(no subject)

Mar 24, 2014 00:11

Дочитала роман Джулиана Феллоуза (видимо, теперь он будет известен главным образом как сценарист "Даунтонского аббатства") "Past Imperfect". Сначала, конечно, все эти рассуждения о потере идентичности у английских аристократов второй половины ХХ века вызывают мысли в стиле "мне бы ваши проблемы, господин учитель", но потом проникаешься, понимаешь, что да, и они тоже люди. Вот парочка отрывков:


Before the first war, among the upper classes, five or six changes a day, for walking, shooting, breakfast, lunch, tea and dinner, were de rigueur at any house party and three at least were necessary for a day in London.
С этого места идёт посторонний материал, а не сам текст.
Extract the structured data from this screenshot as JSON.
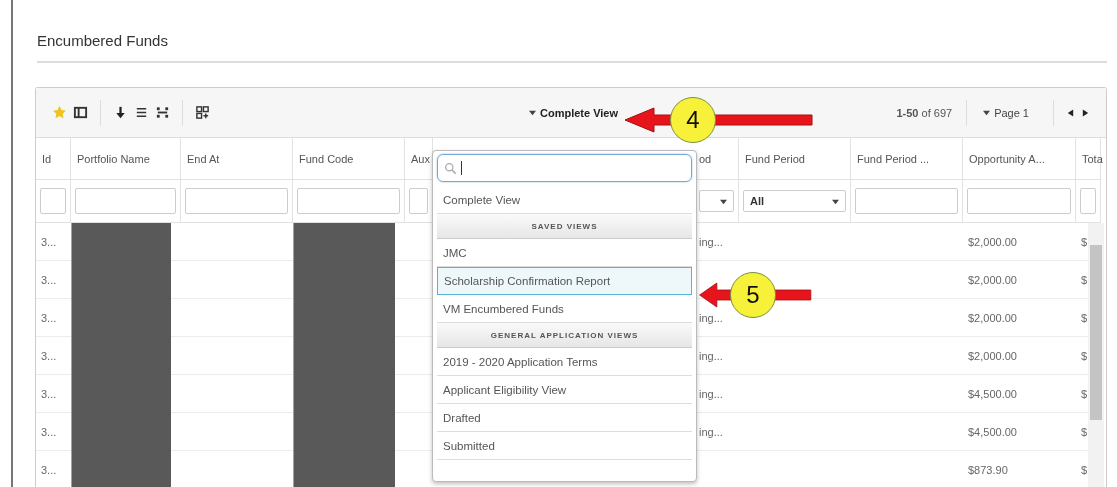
{
  "page_title": "Encumbered Funds",
  "view_selector": {
    "label": "Complete View",
    "expanded": true
  },
  "pager": {
    "range": "**1-50** of 697",
    "page": "Page 1"
  },
  "columns": [
    {
      "header": "Id",
      "kind": "normal",
      "filter": {
        "kind": "text"
      }
    },
    {
      "header": "Portfolio Name",
      "kind": "normal",
      "filter": {
        "kind": "text"
      },
      "redacted": true
    },
    {
      "header": "End At",
      "kind": "normal",
      "filter": {
        "kind": "text"
      }
    },
    {
      "header": "Fund Code",
      "kind": "normal",
      "filter": {
        "kind": "text"
      },
      "redacted": true
    },
    {
      "header": "Aux",
      "kind": "normal",
      "filter": {
        "kind": "text"
      }
    },
    {
      "header": "od",
      "kind": "partly-hidden",
      "filter": {
        "kind": "select"
      }
    },
    {
      "header": "Fund Period",
      "kind": "normal",
      "filter": {
        "kind": "select",
        "value": "All"
      }
    },
    {
      "header": "Fund Period ...",
      "kind": "normal",
      "filter": {
        "kind": "text"
      }
    },
    {
      "header": "Opportunity A...",
      "kind": "normal",
      "filter": {
        "kind": "text"
      }
    },
    {
      "header": "Tota",
      "kind": "normal",
      "filter": {
        "kind": "text"
      }
    }
  ],
  "rows": [
    {
      "cells": [
        "3...",
        "",
        "",
        "",
        "",
        "ing...",
        "",
        "",
        "$2,000.00",
        "$"
      ]
    },
    {
      "cells": [
        "3...",
        "",
        "",
        "",
        "",
        "",
        "",
        "",
        "$2,000.00",
        "$"
      ]
    },
    {
      "cells": [
        "3...",
        "",
        "",
        "",
        "",
        "ing...",
        "",
        "",
        "$2,000.00",
        "$"
      ]
    },
    {
      "cells": [
        "3...",
        "",
        "",
        "",
        "",
        "ing...",
        "",
        "",
        "$2,000.00",
        "$"
      ]
    },
    {
      "cells": [
        "3...",
        "",
        "",
        "",
        "",
        "ing...",
        "",
        "",
        "$4,500.00",
        "$"
      ]
    },
    {
      "cells": [
        "3...",
        "",
        "",
        "",
        "",
        "ing...",
        "",
        "",
        "$4,500.00",
        "$"
      ]
    },
    {
      "cells": [
        "3...",
        "",
        "",
        "",
        "",
        "",
        "",
        "",
        "$873.90",
        "$"
      ]
    }
  ],
  "menu": {
    "items": [
      {
        "kind": "option",
        "label": "Complete View",
        "selected": false
      },
      {
        "kind": "group",
        "label": "SAVED VIEWS"
      },
      {
        "kind": "option",
        "label": "JMC",
        "selected": false
      },
      {
        "kind": "option",
        "label": "Scholarship Confirmation Report",
        "selected": true
      },
      {
        "kind": "option",
        "label": "VM Encumbered Funds",
        "selected": false
      },
      {
        "kind": "group",
        "label": "GENERAL APPLICATION VIEWS"
      },
      {
        "kind": "option",
        "label": "2019 - 2020 Application Terms",
        "selected": false
      },
      {
        "kind": "option",
        "label": "Applicant Eligibility View",
        "selected": false
      },
      {
        "kind": "option",
        "label": "Drafted",
        "selected": false
      },
      {
        "kind": "option",
        "label": "Submitted",
        "selected": false
      }
    ]
  },
  "callouts": [
    {
      "label": "4"
    },
    {
      "label": "5"
    }
  ]
}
They observed these tiresome rituals of dress for the simple reason that they knew once they stopped looking like a ruling class they would soon cease to be a ruling class. Our politicians have only just learned what the toffs have known for a thousand years: Appearance is all.
Why, then, did it die so suddenly? Because they stopped believing in themselves. It was not just the loss of the valet that was to prove fatal to the costume; it was a loss of nerve that gripped the Establishment in 1945, and would continue to undermine their confidence until, by the end of the Seventies, for all but a few their role in our National life, and with it the point of their white tie, was gone.


At last, his anger spent, he returned to his topic. ‘I want you to come down and see me. There are some things we ought to talk about.’ In fact, he lived above London on the map, on the border of Gloucestershire and Shropshire, but my father was of that generation where London was the highest point in Britain. So he went ‘up’ to London and ‘down’ to everywhere else. I rather loved him for it. I suppose he went down to Inverness, but I don’t remember trying him on this.

И там много ещё любопытного про Лондон 60-х без пробок, смокинги и dinner jackets (правда, я так и не поняла разницу между этими двумя), а также про агонию светского сезона.